According to one event organizer, Todd Ashbaugh of Kittanning, the New Year's Day swimmers raised about $3,000 for the American Cancer Society.

“This marked the 10th year we have done this,” Ashbaugh said.

“We had hoped to have 100 swimmers, but I guess 17 degree air temps and a high river kept some people away. The boat launch area was flooded from recent rains but we just waded through knee-deep water over the paved area and into the river. Some people walked out until the water was up to their chest then dove under. So even though we didn't get the 100 people we had hoped for, and we actually had less than last year, we still raised about the same amount as we did last year.”

One swimmer, Rebecca Middleby, 30, of Fawn, managed to raise $500 for the cancer society before coming to Kittanning for the annual dip.
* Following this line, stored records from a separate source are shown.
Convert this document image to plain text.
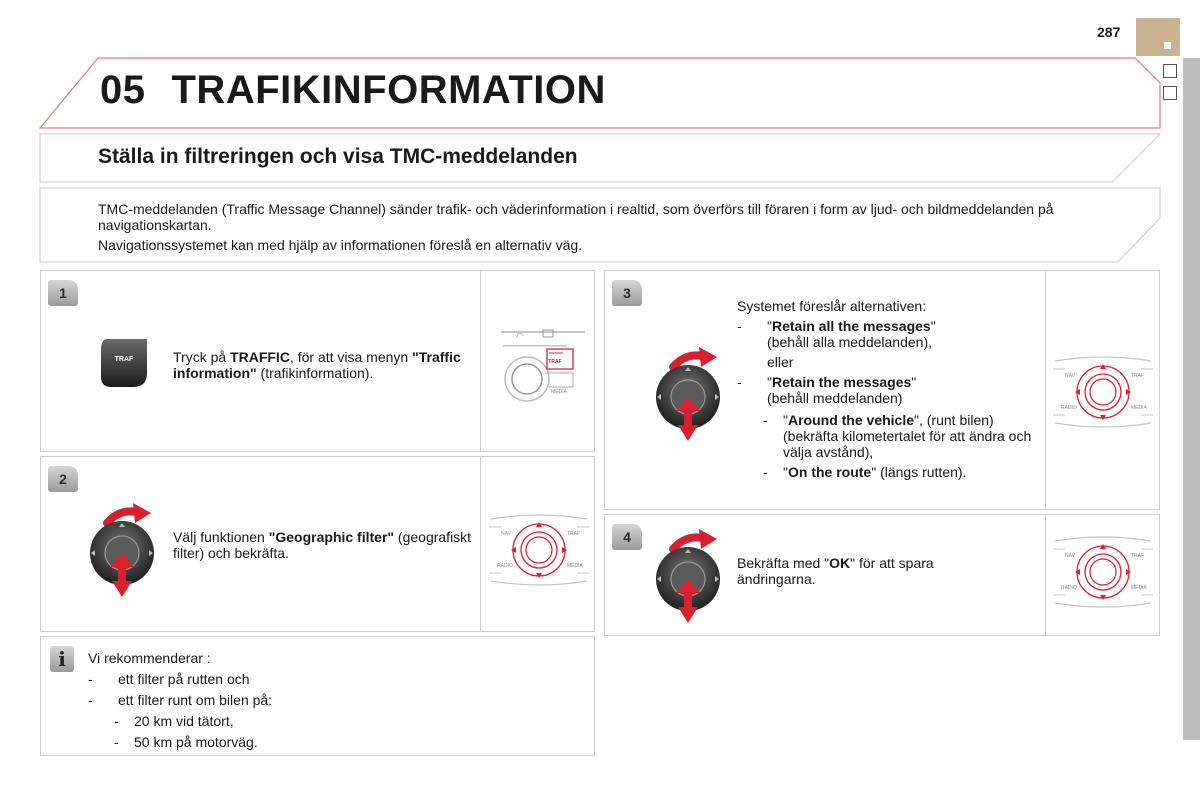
287
05 TRAFIKINFORMATION
Ställa in filtreringen och visa TMC-meddelanden

TMC-meddelanden (Traffic Message Channel) sänder trafik- och väderinformation i realtid, som överförs till föraren i form av ljud- och bildmeddelanden på navigationskartan.

Navigationssystemet kan med hjälp av informationen föreslå en alternativ väg.

1
TRAF	Tryck på TRAFFIC, för att visa menyn "Traffic information" (trafikinformation).
⤺
TRAF
MEDIA
2
Välj funktionen "Geographic filter" (geografiskt filter) och bekräfta.
NAV	TRAF
RADIO	MEDIA
i	Vi rekommenderar :
- ett filter på rutten och
- ett filter runt om bilen på:
- 20 km vid tätort,
- 50 km på motorväg.
3
Systemet föreslår alternativen:
- "Retain all the messages"
(behåll alla meddelanden),
eller
- "Retain the messages"
(behåll meddelanden)
- "Around the vehicle", (runt bilen) (bekräfta kilometertalet för att ändra och välja avstånd),
- "On the route" (längs rutten).
NAV	TRAF
RADIO	MEDIA
4
Bekräfta med "OK" för att spara ändringarna.
NAV	TRAF
RADIO	MEDIA
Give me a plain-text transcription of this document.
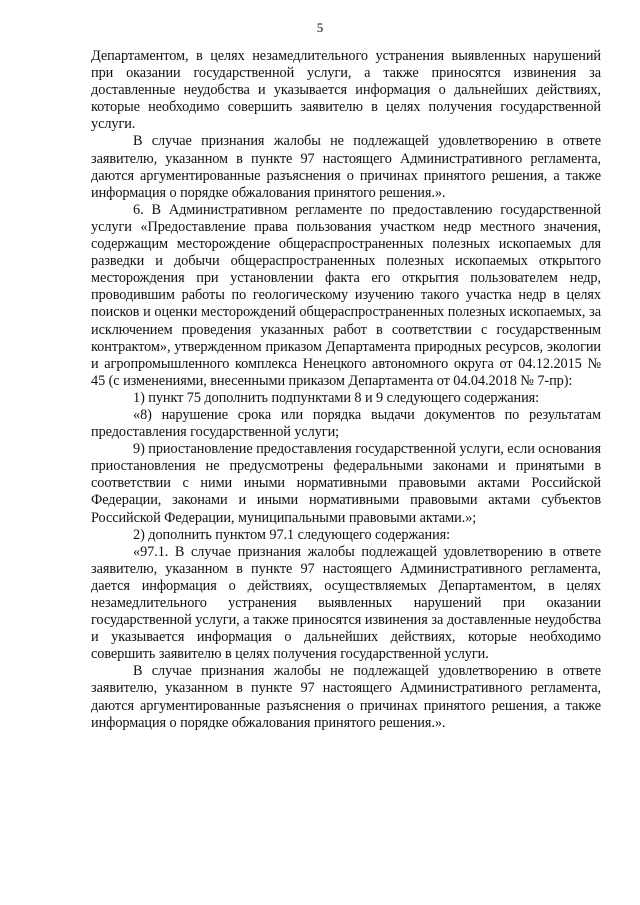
5

Департаментом, в целях незамедлительного устранения выявленных нарушений при оказании государственной услуги, а также приносятся извинения за доставленные неудобства и указывается информация о дальнейших действиях, которые необходимо совершить заявителю в целях получения государственной услуги.

В случае признания жалобы не подлежащей удовлетворению в ответе заявителю, указанном в пункте 97 настоящего Административного регламента, даются аргументированные разъяснения о причинах принятого решения, а также информация о порядке обжалования принятого решения.».

6. В Административном регламенте по предоставлению государственной услуги «Предоставление права пользования участком недр местного значения, содержащим месторождение общераспространенных полезных ископаемых для разведки и добычи общераспространенных полезных ископаемых открытого месторождения при установлении факта его открытия пользователем недр, проводившим работы по геологическому изучению такого участка недр в целях поисков и оценки месторождений общераспространенных полезных ископаемых, за исключением проведения указанных работ в соответствии с государственным контрактом», утвержденном приказом Департамента природных ресурсов, экологии и агропромышленного комплекса Ненецкого автономного округа от 04.12.2015 № 45 (с изменениями, внесенными приказом Департамента от 04.04.2018 № 7-пр):

1) пункт 75 дополнить подпунктами 8 и 9 следующего содержания:

«8) нарушение срока или порядка выдачи документов по результатам предоставления государственной услуги;

9) приостановление предоставления государственной услуги, если основания приостановления не предусмотрены федеральными законами и принятыми в соответствии с ними иными нормативными правовыми актами Российской Федерации, законами и иными нормативными правовыми актами субъектов Российской Федерации, муниципальными правовыми актами.»;

2) дополнить пунктом 97.1 следующего содержания:

«97.1. В случае признания жалобы подлежащей удовлетворению в ответе заявителю, указанном в пункте 97 настоящего Административного регламента, дается информация о действиях, осуществляемых Департаментом, в целях незамедлительного устранения выявленных нарушений при оказании государственной услуги, а также приносятся извинения за доставленные неудобства и указывается информация о дальнейших действиях, которые необходимо совершить заявителю в целях получения государственной услуги.

В случае признания жалобы не подлежащей удовлетворению в ответе заявителю, указанном в пункте 97 настоящего Административного регламента, даются аргументированные разъяснения о причинах принятого решения, а также информация о порядке обжалования принятого решения.».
Middleby's mother is battling cancer and Ashbaugh said she wanted to do her part to help the cancer society.

“Several ladies who work for our local Sheetz Store also joined us,” Ashbaugh added. “They had a collection can out in the store for several days before our jump and came down to the river this morning as a team.”

Co-organizer Ed Bower said everyone got into and out of the river safely. He said he and Ashbaugh were grateful for the Hose Company 6 Water Rescue Team that has provided standby rescue services for the event for the past 10 years.

“They've never been called into action,” Bower said, “but it's comforting to know they will be there if they are needed. By the way, our youngest swimmer was age 6, and our oldest was a lady who was 65. Despite only 71 people showing up, we had a surprising number of new polar bears this year. We may have set a record of sorts for first-time jumpers.”

Ashbaugh and Bower said they plan to be in the river again next year on Jan. 1, 2010.

“Of course, we don't know what the weather will be like then, but we hope that maybe we'll have 100 swimmers,” Ashbaugh said.

“However, the important thing is raising money for the cancer society. That's our overall goal and the main reason we do this. But we do have a lot of fun too.”